From the tower, he watched the eider ducks feed in the lagoon, preen and sleep on its banks. They were elegant, peaceable and so vulnerable. Each development, he believed, eroded their place on the island.

His anger at development burned in him as he sat on the bench and muttered the arguments – not so loud as to disturb the eiders below him – that he would use later against the intrusion of more strangers. The season for visitors would not start till Easter week; there was still a month before they came. The quiet was around him, and the rumble of the sea far behind him. He would fight because without him the island's calm was shorn of defence and he did not care whose march he blocked.


***

The note was on the floor just inside the outer door.

Malachy had been in the kitchen cooking sausages and chips. Without the TV's noise through the common wall – and his own was not switched on – it had been deathly quiet in flat thirteen with only the whir of the microwave and the bleep of its bell, but he had heard nothing, no footsteps padding along level three's walkway and no rustle of paper as it was inserted between the bottom of the door and the carpet.

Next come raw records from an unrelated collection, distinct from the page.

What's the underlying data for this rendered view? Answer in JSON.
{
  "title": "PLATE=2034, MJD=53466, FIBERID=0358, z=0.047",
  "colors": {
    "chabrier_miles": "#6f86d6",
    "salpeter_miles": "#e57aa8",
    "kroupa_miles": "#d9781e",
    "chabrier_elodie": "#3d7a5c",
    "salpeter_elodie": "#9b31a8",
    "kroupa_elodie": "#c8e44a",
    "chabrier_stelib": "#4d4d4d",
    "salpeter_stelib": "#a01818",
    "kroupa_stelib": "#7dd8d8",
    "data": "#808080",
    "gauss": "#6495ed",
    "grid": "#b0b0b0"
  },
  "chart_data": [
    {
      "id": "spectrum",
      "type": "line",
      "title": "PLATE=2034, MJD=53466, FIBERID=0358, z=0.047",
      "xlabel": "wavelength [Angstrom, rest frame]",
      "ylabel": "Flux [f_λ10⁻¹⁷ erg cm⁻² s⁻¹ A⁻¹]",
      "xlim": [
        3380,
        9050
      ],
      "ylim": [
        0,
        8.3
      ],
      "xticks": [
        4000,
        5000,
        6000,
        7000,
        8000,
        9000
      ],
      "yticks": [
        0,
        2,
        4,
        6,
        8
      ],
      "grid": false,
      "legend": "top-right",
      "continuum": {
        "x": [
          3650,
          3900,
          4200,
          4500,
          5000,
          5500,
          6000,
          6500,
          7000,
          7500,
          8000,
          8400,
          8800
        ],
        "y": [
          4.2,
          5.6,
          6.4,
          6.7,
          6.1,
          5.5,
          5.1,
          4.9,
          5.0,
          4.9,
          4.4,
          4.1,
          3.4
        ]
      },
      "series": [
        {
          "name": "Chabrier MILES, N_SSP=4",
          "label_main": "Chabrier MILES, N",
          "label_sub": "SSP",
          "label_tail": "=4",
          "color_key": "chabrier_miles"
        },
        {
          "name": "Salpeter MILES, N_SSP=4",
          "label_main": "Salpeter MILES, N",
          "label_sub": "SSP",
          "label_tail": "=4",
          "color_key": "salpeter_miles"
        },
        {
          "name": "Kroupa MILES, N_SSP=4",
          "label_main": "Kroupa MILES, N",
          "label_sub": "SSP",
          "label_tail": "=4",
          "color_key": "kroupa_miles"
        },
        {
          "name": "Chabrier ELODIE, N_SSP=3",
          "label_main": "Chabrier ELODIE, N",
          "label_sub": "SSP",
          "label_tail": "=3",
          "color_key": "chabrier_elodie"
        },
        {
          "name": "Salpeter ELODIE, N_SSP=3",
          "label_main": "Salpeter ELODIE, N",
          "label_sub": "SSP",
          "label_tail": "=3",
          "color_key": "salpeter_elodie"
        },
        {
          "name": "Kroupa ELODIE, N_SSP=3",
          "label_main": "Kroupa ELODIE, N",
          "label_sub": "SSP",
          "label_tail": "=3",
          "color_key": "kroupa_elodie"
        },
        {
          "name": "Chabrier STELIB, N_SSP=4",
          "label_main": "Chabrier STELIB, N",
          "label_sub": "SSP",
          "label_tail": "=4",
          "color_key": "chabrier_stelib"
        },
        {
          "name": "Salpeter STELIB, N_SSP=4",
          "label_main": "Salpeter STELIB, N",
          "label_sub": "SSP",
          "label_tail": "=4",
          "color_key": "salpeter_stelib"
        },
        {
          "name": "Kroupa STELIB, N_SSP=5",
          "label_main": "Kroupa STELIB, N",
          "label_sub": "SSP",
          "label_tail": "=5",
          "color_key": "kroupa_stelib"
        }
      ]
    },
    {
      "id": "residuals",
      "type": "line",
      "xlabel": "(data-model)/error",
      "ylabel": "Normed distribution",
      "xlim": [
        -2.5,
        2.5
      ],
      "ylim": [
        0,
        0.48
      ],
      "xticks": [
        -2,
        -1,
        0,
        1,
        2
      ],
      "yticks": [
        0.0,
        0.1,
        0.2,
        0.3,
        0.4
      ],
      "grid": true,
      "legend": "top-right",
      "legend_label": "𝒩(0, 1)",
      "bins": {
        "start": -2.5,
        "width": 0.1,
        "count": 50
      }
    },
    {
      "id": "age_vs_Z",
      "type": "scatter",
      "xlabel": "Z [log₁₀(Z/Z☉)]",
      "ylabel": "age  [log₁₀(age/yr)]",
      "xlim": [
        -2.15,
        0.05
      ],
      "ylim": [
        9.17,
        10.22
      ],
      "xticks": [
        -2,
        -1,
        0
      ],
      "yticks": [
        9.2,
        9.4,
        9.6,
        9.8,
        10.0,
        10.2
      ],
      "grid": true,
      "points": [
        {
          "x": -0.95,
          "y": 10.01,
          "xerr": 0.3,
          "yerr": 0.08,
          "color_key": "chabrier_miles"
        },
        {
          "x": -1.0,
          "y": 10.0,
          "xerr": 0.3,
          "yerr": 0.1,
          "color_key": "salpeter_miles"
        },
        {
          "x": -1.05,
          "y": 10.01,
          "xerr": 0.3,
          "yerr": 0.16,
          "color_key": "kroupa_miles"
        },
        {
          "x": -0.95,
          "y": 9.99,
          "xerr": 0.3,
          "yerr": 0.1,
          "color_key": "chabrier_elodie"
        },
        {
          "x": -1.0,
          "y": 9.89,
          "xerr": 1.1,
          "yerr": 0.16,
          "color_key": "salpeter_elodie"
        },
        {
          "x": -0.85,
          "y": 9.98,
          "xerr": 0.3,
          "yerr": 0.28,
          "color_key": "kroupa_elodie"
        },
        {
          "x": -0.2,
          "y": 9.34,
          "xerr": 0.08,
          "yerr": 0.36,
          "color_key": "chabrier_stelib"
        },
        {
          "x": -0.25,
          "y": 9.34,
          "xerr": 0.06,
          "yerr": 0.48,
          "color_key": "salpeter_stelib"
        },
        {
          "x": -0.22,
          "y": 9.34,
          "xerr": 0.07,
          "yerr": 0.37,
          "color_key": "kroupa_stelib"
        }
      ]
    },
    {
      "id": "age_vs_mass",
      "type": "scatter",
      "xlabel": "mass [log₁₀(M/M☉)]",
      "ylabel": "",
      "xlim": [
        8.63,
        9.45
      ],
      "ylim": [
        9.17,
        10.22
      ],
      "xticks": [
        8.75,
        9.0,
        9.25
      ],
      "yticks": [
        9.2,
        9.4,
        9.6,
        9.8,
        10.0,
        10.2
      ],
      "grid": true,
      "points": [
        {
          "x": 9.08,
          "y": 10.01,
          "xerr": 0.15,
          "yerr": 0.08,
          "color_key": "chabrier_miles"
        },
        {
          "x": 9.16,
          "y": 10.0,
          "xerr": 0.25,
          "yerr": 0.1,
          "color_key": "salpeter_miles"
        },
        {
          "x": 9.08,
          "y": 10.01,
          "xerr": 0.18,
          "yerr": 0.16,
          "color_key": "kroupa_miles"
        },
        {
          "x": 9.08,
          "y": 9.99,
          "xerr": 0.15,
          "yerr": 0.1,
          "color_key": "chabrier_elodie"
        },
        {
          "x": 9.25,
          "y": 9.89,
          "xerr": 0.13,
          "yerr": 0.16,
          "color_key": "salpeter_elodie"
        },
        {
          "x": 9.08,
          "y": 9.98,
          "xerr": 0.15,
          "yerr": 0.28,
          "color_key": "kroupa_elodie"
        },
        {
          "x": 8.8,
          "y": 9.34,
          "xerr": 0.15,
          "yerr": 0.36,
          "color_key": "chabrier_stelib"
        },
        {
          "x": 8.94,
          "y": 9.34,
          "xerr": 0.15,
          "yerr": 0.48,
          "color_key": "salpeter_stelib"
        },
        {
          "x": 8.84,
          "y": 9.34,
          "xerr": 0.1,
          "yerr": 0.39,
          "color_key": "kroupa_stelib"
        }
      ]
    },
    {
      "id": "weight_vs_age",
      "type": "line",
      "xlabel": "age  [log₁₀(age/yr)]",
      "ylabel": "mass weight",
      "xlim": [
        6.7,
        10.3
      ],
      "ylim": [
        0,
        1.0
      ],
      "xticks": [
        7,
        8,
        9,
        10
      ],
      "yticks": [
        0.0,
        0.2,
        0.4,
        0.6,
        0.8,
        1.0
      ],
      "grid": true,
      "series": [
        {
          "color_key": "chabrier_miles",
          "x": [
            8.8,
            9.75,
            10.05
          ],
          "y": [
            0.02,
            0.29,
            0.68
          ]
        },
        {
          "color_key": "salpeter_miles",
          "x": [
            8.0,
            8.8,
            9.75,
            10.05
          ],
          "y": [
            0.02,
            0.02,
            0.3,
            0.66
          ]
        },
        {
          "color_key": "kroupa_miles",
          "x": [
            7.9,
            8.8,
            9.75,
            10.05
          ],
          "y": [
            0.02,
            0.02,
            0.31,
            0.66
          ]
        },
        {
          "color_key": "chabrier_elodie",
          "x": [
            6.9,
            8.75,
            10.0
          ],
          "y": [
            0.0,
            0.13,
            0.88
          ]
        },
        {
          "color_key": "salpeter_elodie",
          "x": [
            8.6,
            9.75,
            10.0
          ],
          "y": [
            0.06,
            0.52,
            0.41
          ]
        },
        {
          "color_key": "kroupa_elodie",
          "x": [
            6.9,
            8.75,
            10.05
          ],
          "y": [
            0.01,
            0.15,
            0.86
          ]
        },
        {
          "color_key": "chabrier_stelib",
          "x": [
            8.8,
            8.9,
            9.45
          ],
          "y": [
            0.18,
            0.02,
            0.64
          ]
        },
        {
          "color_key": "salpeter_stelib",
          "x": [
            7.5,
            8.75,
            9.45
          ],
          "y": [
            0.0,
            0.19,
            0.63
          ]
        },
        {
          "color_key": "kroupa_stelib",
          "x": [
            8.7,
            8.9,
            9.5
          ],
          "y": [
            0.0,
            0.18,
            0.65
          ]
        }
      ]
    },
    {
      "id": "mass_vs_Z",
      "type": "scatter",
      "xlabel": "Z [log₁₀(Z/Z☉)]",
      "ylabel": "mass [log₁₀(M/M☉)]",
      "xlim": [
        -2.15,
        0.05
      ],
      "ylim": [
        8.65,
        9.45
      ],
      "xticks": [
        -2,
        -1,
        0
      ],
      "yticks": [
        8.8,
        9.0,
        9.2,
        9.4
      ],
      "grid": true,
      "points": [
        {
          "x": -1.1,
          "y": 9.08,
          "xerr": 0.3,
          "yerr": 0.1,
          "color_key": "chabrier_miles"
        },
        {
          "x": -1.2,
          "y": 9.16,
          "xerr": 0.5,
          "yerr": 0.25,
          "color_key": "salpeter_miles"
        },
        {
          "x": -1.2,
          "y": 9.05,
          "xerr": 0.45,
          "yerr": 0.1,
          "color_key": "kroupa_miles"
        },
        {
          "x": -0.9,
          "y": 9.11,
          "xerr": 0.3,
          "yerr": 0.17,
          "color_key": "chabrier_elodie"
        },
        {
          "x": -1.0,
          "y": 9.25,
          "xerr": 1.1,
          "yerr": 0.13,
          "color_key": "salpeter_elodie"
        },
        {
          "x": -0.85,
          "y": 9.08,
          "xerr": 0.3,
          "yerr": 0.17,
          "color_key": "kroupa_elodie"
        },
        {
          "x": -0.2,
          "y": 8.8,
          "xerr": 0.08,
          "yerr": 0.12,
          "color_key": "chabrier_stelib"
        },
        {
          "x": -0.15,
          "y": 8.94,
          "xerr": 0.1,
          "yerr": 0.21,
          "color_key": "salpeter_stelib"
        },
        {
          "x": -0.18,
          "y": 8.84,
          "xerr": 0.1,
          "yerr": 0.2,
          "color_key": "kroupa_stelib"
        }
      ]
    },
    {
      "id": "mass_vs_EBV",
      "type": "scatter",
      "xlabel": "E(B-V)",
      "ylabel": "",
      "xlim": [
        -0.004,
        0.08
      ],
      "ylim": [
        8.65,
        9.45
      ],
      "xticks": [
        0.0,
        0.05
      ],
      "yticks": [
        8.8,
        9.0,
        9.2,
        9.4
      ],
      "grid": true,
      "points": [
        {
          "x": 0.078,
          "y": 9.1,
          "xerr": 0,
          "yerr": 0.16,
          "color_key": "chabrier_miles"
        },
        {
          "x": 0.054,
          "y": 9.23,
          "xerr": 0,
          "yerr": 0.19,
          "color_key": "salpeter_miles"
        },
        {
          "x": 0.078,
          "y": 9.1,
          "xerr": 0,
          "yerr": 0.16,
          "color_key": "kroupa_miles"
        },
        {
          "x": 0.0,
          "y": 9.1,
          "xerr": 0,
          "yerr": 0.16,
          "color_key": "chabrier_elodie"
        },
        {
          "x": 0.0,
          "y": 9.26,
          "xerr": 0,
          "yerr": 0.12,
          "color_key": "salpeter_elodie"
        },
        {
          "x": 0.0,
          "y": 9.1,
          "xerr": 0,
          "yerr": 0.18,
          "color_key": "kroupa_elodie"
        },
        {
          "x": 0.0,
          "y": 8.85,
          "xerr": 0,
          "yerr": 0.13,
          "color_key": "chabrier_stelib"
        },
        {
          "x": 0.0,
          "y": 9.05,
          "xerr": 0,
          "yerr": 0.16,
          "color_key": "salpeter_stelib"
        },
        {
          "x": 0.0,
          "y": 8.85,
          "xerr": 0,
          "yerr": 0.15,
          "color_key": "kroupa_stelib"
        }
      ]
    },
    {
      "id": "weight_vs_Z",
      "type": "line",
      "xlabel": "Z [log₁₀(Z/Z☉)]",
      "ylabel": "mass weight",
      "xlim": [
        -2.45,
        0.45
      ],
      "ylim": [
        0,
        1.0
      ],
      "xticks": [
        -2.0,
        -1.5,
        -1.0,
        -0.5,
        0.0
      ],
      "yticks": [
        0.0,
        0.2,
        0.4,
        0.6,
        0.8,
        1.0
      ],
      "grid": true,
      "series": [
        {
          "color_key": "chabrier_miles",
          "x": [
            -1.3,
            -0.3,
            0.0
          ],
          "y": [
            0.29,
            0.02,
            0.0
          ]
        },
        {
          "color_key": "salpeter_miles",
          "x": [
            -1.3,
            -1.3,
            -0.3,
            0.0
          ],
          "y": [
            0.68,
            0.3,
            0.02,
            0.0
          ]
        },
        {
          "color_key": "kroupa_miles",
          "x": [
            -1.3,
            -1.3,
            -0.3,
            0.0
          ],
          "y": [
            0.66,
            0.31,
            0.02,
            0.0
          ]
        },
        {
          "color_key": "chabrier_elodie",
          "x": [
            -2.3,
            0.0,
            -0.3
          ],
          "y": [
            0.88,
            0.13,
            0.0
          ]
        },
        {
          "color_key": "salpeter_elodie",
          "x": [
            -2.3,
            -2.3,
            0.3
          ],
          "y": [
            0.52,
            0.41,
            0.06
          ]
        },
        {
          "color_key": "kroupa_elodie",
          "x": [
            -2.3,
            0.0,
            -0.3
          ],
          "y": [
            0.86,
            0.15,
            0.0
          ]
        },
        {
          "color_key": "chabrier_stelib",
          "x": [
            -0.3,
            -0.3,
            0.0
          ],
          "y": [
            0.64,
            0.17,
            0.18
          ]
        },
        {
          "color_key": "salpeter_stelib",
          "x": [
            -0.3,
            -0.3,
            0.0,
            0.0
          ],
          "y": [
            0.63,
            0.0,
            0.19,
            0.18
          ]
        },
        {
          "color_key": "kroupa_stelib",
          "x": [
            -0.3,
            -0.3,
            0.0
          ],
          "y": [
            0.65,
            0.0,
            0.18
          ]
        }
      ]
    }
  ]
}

He had brought in the plate, with the sausages and chips, and put it on the table. As he had pulled out his chair he had seen the note.

He went to it and bent to pick it up; it was folded in half. His first thought was that it was from Dawn, a report on Mildred Johnson's progress… No, she would have knocked on the door. He lifted it, opened it. Once, handwriting was something he had known about. In the first days at Chicksands, years back, they had spent half a day learning the points to be recognized from handwriting: ill-educated writing, intelligent writing, disguised writing. The hand of this note had formed large, clumsy characters in ballpoint on a sheet from a notepad. The pressure of the point and the size of the letters told Malachy that a right-handed person had written with their left hand.